Background: The influence of CYP2C9 and VKORC1 polymorphisms on warfarin dose has been investigated in white, Asian, and African American populations but not in Puerto Rican Hispanic patients.

Objective: To test the associations between genotypes, international normalized ratio (INR) measurements, and warfarin dosing and gauge the impact of these polymorphisms on warfarin dose, using a published algorithm.

Methods: A retrospective warfarin pharmacogenetic association study in 106 Puerto Rican patients was performed. DNA samples from patients were assayed for 12 variants in both CYP2C9 and VKORC1 loci by HILOmet PhyzioType assay. Demographic and clinical nongenetic data were retrospectively collected from medical records. Allele and genotype frequencies were determined and Hardy-Weinberg equilibrium (HWE) was tested.

Results: Sixty-nine percent of patients were carriers of at least one polymorphism in either the CYP2C9 or the VKORC1 gene. Double, triple, and quadruple carriers accounted for 22%, 5%, and 1%, respectively. No significant departure from HWE was found.

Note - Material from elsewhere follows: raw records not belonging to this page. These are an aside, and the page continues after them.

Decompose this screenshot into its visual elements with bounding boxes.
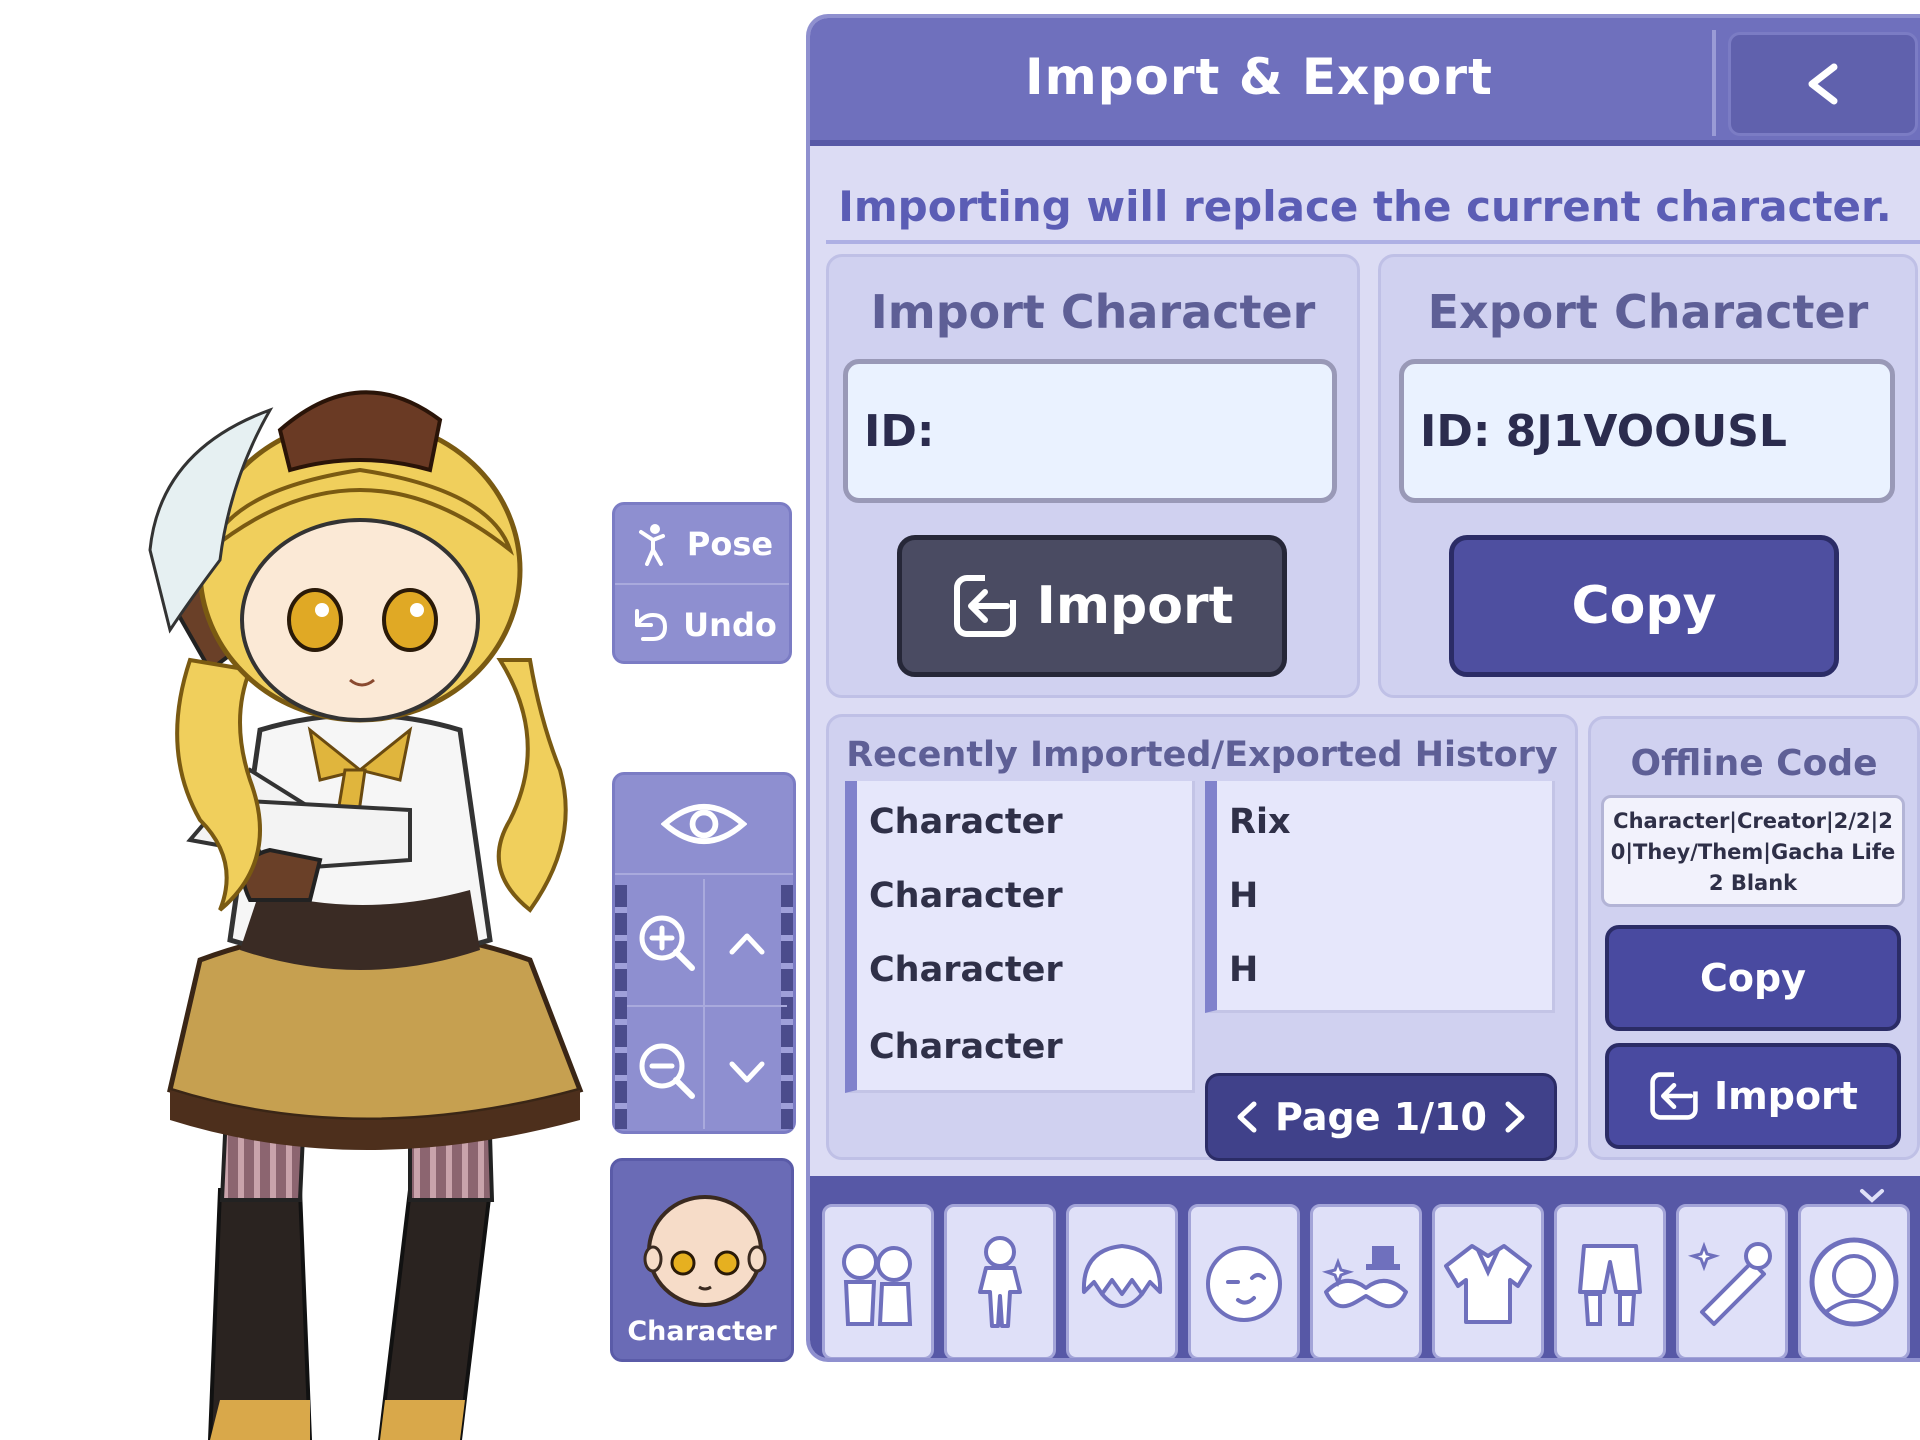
props-icon xyxy=(1687,1241,1772,1326)
offline-code-text[interactable]: Character|Creator|2/2|20|They/Them|Gacha… xyxy=(1601,795,1905,907)
toggle-visibility-button[interactable] xyxy=(615,775,793,875)
import-id-input[interactable]: ID: xyxy=(843,359,1337,503)
hair-icon xyxy=(1081,1244,1163,1308)
offline-import-button[interactable]: Import xyxy=(1605,1043,1901,1149)
chevron-up-icon xyxy=(729,933,765,955)
category-tab-profile[interactable] xyxy=(1798,1204,1910,1358)
export-character-title: Export Character xyxy=(1427,285,1869,339)
history-row-value[interactable]: H xyxy=(1205,855,1555,939)
category-tab-body[interactable] xyxy=(944,1204,1056,1358)
character-tab-button[interactable]: Character xyxy=(610,1158,794,1362)
subtitle-divider xyxy=(826,240,1920,244)
history-row-name[interactable]: Character xyxy=(845,1003,1195,1093)
category-tab-accessories[interactable] xyxy=(1310,1204,1422,1358)
offline-code-section: Offline Code Character|Creator|2/2|20|Th… xyxy=(1588,716,1920,1160)
pose-button[interactable]: Pose xyxy=(615,505,789,585)
import-icon xyxy=(1650,1070,1701,1120)
accessories-icon xyxy=(1321,1246,1408,1309)
character-tab-label: Character xyxy=(627,1316,777,1347)
panel-header: Import & Export xyxy=(810,18,1920,146)
history-row-name[interactable]: Character xyxy=(845,781,1195,865)
chevron-down-icon xyxy=(1860,1189,1884,1203)
import-character-section: Import Character ID: Import xyxy=(826,254,1360,698)
bottom-clothing-icon xyxy=(1578,1244,1642,1326)
history-row-name[interactable]: Character xyxy=(845,855,1195,939)
category-toolbar xyxy=(810,1176,1920,1358)
offline-import-label: Import xyxy=(1714,1074,1858,1118)
view-controls-panel xyxy=(612,772,796,1134)
history-title: Recently Imported/Exported History xyxy=(846,735,1558,775)
history-row-name[interactable]: Character xyxy=(845,929,1195,1013)
panel-title: Import & Export xyxy=(1025,48,1493,106)
profile-icon xyxy=(1809,1237,1899,1327)
category-tab-bottoms[interactable] xyxy=(1554,1204,1666,1358)
face-icon xyxy=(1206,1246,1282,1322)
category-tab-face[interactable] xyxy=(1188,1204,1300,1358)
zoom-out-icon xyxy=(639,1043,695,1099)
copy-id-button[interactable]: Copy xyxy=(1449,535,1839,677)
export-character-section: Export Character ID: 8J1VOOUSL Copy xyxy=(1378,254,1918,698)
undo-button[interactable]: Undo xyxy=(615,585,789,665)
copy-button-label: Copy xyxy=(1571,576,1717,636)
export-id-field[interactable]: ID: 8J1VOOUSL xyxy=(1399,359,1895,503)
pose-icon xyxy=(638,524,665,566)
history-pager[interactable]: Page 1/10 xyxy=(1205,1073,1557,1161)
body-icon xyxy=(978,1236,1022,1328)
zoom-in-button[interactable] xyxy=(625,879,709,1007)
category-tab-presets[interactable] xyxy=(822,1204,934,1358)
chevron-down-icon xyxy=(729,1061,765,1083)
category-tab-hair[interactable] xyxy=(1066,1204,1178,1358)
import-button-label: Import xyxy=(1036,576,1234,636)
pose-undo-panel: Pose Undo xyxy=(612,502,792,664)
top-clothing-icon xyxy=(1444,1244,1532,1324)
import-icon xyxy=(953,572,1019,637)
history-row-value[interactable]: H xyxy=(1205,929,1555,1013)
zoom-out-button[interactable] xyxy=(625,1007,709,1135)
undo-label: Undo xyxy=(683,606,777,644)
chevron-right-icon[interactable] xyxy=(1500,1100,1530,1134)
eye-icon xyxy=(661,803,747,845)
back-button[interactable] xyxy=(1728,32,1918,136)
offline-copy-label: Copy xyxy=(1700,956,1806,1000)
zoom-in-icon xyxy=(639,915,695,971)
chevron-left-icon xyxy=(1808,63,1838,105)
bald-character-icon xyxy=(643,1195,767,1307)
offline-copy-button[interactable]: Copy xyxy=(1605,925,1901,1031)
import-button[interactable]: Import xyxy=(897,535,1287,677)
undo-icon xyxy=(635,609,668,641)
import-export-panel: Import & Export Importing will replace t… xyxy=(806,14,1920,1362)
category-tab-tops[interactable] xyxy=(1432,1204,1544,1358)
pose-label: Pose xyxy=(686,525,774,563)
pager-label: Page 1/10 xyxy=(1275,1095,1487,1139)
offline-code-title: Offline Code xyxy=(1630,743,1878,784)
category-tab-props[interactable] xyxy=(1676,1204,1788,1358)
chevron-left-icon[interactable] xyxy=(1232,1100,1262,1134)
header-divider xyxy=(1712,30,1716,136)
presets-icon xyxy=(842,1244,913,1326)
pan-down-button[interactable] xyxy=(705,1007,789,1135)
history-section: Recently Imported/Exported History Chara… xyxy=(826,714,1578,1161)
panel-subtitle: Importing will replace the current chara… xyxy=(838,182,1892,231)
import-character-title: Import Character xyxy=(870,285,1316,339)
history-row-value[interactable]: Rix xyxy=(1205,781,1555,865)
character-figure xyxy=(148,390,584,1440)
pan-up-button[interactable] xyxy=(705,879,789,1007)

Among patients with a given CYP2C9 genotype, warfarin dose requirements declined from GG to AA haplotypes; whereas, within each VKORC1 haplotype, the dose decreased as the number of CYP2C9 variants increased. The presence of these loss-of-function alleles was associated with more out-of-range INR measurements (OR = 1.38) but not with significant INR >4 during the initiation phase. Analyses based on a published pharmacogenetic algorithm predicted dose reductions of up to 4.9 mg/day in carriers and provided better dose prediction in an extreme subgroup of highly sensitive patients, but also suggested the need to improve predictability by developing a customized model for use in Puerto Rican patients.

Conclusions: This study laid important groundwork for supporting a prospective pharmacogenetic trial in Puerto Ricans to detect the benefits of incorporating relevant genomic information into a customized DNA-guided warfarin dosing algorithm.

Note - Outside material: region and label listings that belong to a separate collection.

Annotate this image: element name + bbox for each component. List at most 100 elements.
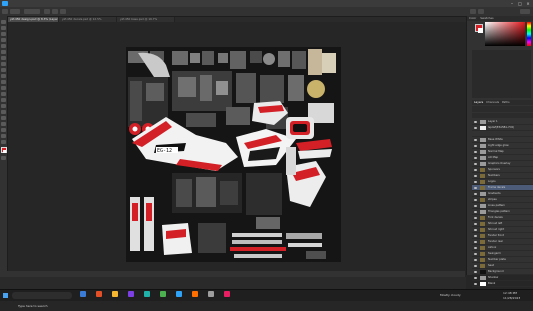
eye-icon[interactable] <box>474 252 477 255</box>
windows-start-icon[interactable] <box>3 293 8 298</box>
blend-mode-select[interactable] <box>472 113 533 118</box>
healing-brush-tool-icon[interactable] <box>1 62 6 66</box>
tab-layers[interactable]: Layers <box>474 100 483 104</box>
share-button[interactable] <box>520 9 530 14</box>
app-icon[interactable] <box>128 291 134 297</box>
tab-swatches[interactable]: Swatches <box>480 16 493 20</box>
app-icon[interactable] <box>192 291 198 297</box>
eye-icon[interactable] <box>474 240 477 243</box>
gradient-tool-icon[interactable] <box>1 92 6 96</box>
move-tool-icon[interactable] <box>1 20 6 24</box>
tab-channels[interactable]: Channels <box>486 100 499 104</box>
eye-icon[interactable] <box>474 234 477 237</box>
folder-icon <box>480 257 485 262</box>
layer-thumbnail <box>480 269 486 274</box>
eye-icon[interactable] <box>474 264 477 267</box>
search-icon[interactable] <box>470 9 476 14</box>
lasso-tool-icon[interactable] <box>1 32 6 36</box>
zoom-tool-icon[interactable] <box>1 140 6 144</box>
photoshop-taskbar-icon[interactable] <box>176 291 182 297</box>
color-picker-field[interactable] <box>485 22 525 46</box>
eye-icon[interactable] <box>474 126 477 129</box>
eye-icon[interactable] <box>474 162 477 165</box>
eye-icon[interactable] <box>474 174 477 177</box>
quick-mask-icon[interactable] <box>1 156 6 160</box>
quick-select-tool-icon[interactable] <box>1 38 6 42</box>
path-select-tool-icon[interactable] <box>1 122 6 126</box>
auto-select-checkbox[interactable] <box>24 9 40 14</box>
app-icon[interactable] <box>224 291 230 297</box>
eye-icon[interactable] <box>474 246 477 249</box>
folder-icon <box>480 167 485 172</box>
file-explorer-icon[interactable] <box>112 291 118 297</box>
layer-name: Fender rear <box>488 240 503 243</box>
background-color-swatch[interactable] <box>3 150 6 153</box>
layer-name: Logos <box>488 180 496 183</box>
marquee-tool-icon[interactable] <box>1 26 6 30</box>
eye-icon[interactable] <box>474 150 477 153</box>
app-icon[interactable] <box>160 291 166 297</box>
brush-tool-icon[interactable] <box>1 68 6 72</box>
weather-status[interactable]: Mostly cloudy <box>440 290 461 301</box>
frame-tool-icon[interactable] <box>1 50 6 54</box>
eye-icon[interactable] <box>474 120 477 123</box>
eye-icon[interactable] <box>474 258 477 261</box>
eye-icon[interactable] <box>474 168 477 171</box>
align-left-icon[interactable] <box>44 9 50 14</box>
layer-name: Shroud right <box>488 228 505 231</box>
app-icon[interactable] <box>144 291 150 297</box>
layer-row[interactable]: Blank <box>472 281 533 287</box>
pen-tool-icon[interactable] <box>1 110 6 114</box>
clock-date[interactable]: 11/28/2023 <box>503 293 520 304</box>
layer-thumbnail <box>480 155 486 160</box>
eye-icon[interactable] <box>474 198 477 201</box>
eye-icon[interactable] <box>474 216 477 219</box>
eye-icon[interactable] <box>474 192 477 195</box>
dodge-tool-icon[interactable] <box>1 104 6 108</box>
browser-icon[interactable] <box>96 291 102 297</box>
eye-icon[interactable] <box>474 228 477 231</box>
eye-icon[interactable] <box>474 204 477 207</box>
eye-icon[interactable] <box>474 156 477 159</box>
eye-icon[interactable] <box>474 282 477 285</box>
align-right-icon[interactable] <box>60 9 66 14</box>
history-brush-tool-icon[interactable] <box>1 80 6 84</box>
eye-icon[interactable] <box>474 180 477 183</box>
layer-thumbnail <box>480 209 486 214</box>
app-icon[interactable] <box>208 291 214 297</box>
eye-icon[interactable] <box>474 270 477 273</box>
minimize-icon[interactable]: – <box>509 0 515 7</box>
panel-background-swatch[interactable] <box>478 28 483 33</box>
taskbar-search-box[interactable]: Type here to search <box>12 292 72 308</box>
hue-slider[interactable] <box>527 22 531 46</box>
eye-icon[interactable] <box>474 144 477 147</box>
workspace-icon[interactable] <box>478 9 484 14</box>
eyedropper-tool-icon[interactable] <box>1 56 6 60</box>
eraser-tool-icon[interactable] <box>1 86 6 90</box>
uv-texture-artwork: EG-12 <box>128 49 336 259</box>
eye-icon[interactable] <box>474 222 477 225</box>
document-canvas[interactable]: EG-12 <box>126 47 341 262</box>
folder-icon <box>480 233 485 238</box>
maximize-icon[interactable]: □ <box>517 0 523 7</box>
eye-icon[interactable] <box>474 276 477 279</box>
blur-tool-icon[interactable] <box>1 98 6 102</box>
crop-tool-icon[interactable] <box>1 44 6 48</box>
align-center-icon[interactable] <box>52 9 58 14</box>
home-icon[interactable] <box>2 9 8 14</box>
eye-icon[interactable] <box>474 186 477 189</box>
eye-icon[interactable] <box>474 138 477 141</box>
tool-preset-picker[interactable] <box>10 9 20 14</box>
folder-icon <box>480 179 485 184</box>
task-view-icon[interactable] <box>80 291 86 297</box>
tab-paths[interactable]: Paths <box>502 100 510 104</box>
rectangle-tool-icon[interactable] <box>1 128 6 132</box>
type-tool-icon[interactable] <box>1 116 6 120</box>
eye-icon[interactable] <box>474 210 477 213</box>
photoshop-logo-icon[interactable] <box>2 1 8 6</box>
close-icon[interactable]: × <box>525 0 531 7</box>
tab-color[interactable]: Color <box>469 16 476 20</box>
clone-stamp-tool-icon[interactable] <box>1 74 6 78</box>
layer-filter-bar[interactable] <box>472 106 533 112</box>
hand-tool-icon[interactable] <box>1 134 6 138</box>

Conflict of interest statement

Conflict of interest: Dr. Ruaño is founder and president of Genomas Inc.; Mr. Kocherla, Ms. Gorowski, and Ms. Bogaard are full-time employees of Genomas, and Dr. Seip is a consultant to Genomas Inc. This investigation received support from the NCRR Research Centers in Minority Institutions Award Grant G12RR-03051; Grant SC2HL110393-01 from the National Heart, Lung and Blood Institute/National Institutes of Health, and Genomas internal research and development funds.

Figures

Figure 1

Box and whisker plots representing association of CYP2C9 and VKORC1-1639 G>A polymorphisms (abscissa) with actual warfarin dose (ordinate) in 97 Puerto Rican patients at San Juan Veterans Affairs Caribbean Healthcare System. CYP2C9 genotype is labeled as wild-type (*1/*1), 1 variant allele (*1/*2, *1/*3, or *1/*5), or 2 variant alleles (*2/*2, *2/*3, *2/*5). Within each CYP2C9 genotype, the VKORC1 genotype at −1639 G>A is shown as GG, GA, or AA. Individual values for each group are depicted as open circles. Median warfarin daily doses in each of the 9 subgroups by genotypes are represented by horizontal bars. Two-tailed p values correspond to nonparametric Mann-Whitney U (rank-sum) test results after comparing 2 different pairs of observed genotype groups.

Figure 2

Predicted mean decreases in warfarin dose in the average patient (N = 97; aged 66.5 years, 171 cm, 85.9 kg), based on observed genotypes and clinical/demographic data. The filled areas indicate ranges of predicted dose reductions based on the published genetic algorithm.